Special Relativity – Does the Speed of Light in Vacuum Define the Universal Speed Limit?

massphotonsphysical constantsspecial-relativityspeed-of-light

  1. Is light the thing causing the universal speed limit to be $299\,792\,458\,\mathrm{m/s}$? So the universal speed limit would be different if light travelled faster or slower?

  2. Or, is $299\,792\,458\,\mathrm{m/s}$ the universal speed limit anyway and light just goes that fast? Light is just something we commonly associate with it because it goes super fast.

Best Answer

It's the second one: the reason the speed $299792458\ \mathrm{m/s} = c$ is special is because it's the universal speed limit. Light always travels at the speed $c$, whatever that limit may be.
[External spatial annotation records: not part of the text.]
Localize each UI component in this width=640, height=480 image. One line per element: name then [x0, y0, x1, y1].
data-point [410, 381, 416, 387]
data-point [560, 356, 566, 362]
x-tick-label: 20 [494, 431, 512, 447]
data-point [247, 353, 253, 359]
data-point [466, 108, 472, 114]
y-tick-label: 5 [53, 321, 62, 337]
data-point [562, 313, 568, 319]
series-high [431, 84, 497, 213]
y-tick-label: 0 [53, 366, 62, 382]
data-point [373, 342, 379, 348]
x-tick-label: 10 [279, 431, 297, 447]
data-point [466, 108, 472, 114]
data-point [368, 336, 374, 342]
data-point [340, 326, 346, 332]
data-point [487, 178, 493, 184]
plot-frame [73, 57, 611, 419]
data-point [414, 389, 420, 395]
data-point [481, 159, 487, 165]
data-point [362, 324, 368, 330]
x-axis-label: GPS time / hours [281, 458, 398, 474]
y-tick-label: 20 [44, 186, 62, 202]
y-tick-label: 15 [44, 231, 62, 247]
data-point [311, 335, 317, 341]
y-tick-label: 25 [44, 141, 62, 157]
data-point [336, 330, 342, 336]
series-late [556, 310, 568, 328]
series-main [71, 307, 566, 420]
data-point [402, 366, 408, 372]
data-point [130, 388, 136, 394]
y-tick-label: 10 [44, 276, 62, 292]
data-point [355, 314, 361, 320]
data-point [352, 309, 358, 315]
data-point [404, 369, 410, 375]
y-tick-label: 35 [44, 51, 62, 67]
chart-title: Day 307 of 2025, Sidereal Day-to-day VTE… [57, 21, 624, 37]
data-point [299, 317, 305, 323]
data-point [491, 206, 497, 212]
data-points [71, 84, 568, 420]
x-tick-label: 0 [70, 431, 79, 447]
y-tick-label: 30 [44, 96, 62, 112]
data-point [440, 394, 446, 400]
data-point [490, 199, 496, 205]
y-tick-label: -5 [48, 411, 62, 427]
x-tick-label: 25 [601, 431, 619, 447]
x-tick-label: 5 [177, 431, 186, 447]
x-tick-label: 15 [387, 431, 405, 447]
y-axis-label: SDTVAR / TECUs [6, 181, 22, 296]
The reason there is a "universal speed limit" at all has to do with the structure of spacetime. Even in a universe without light, that speed limit would still be there. Or to be more precise: if you took the theoretical description of our universe, and remove light in the most straightforward possible way, it wouldn't affect $c$.

There are many other things that depend on the speed $c$. A particularly important one is that it's the "speed of causality": one event happening at a particular time and place can't affect another event unless there's a way to get from the first event to the second without exceeding that speed. (This is sort of another way of saying it has to do with the structure of spacetime.)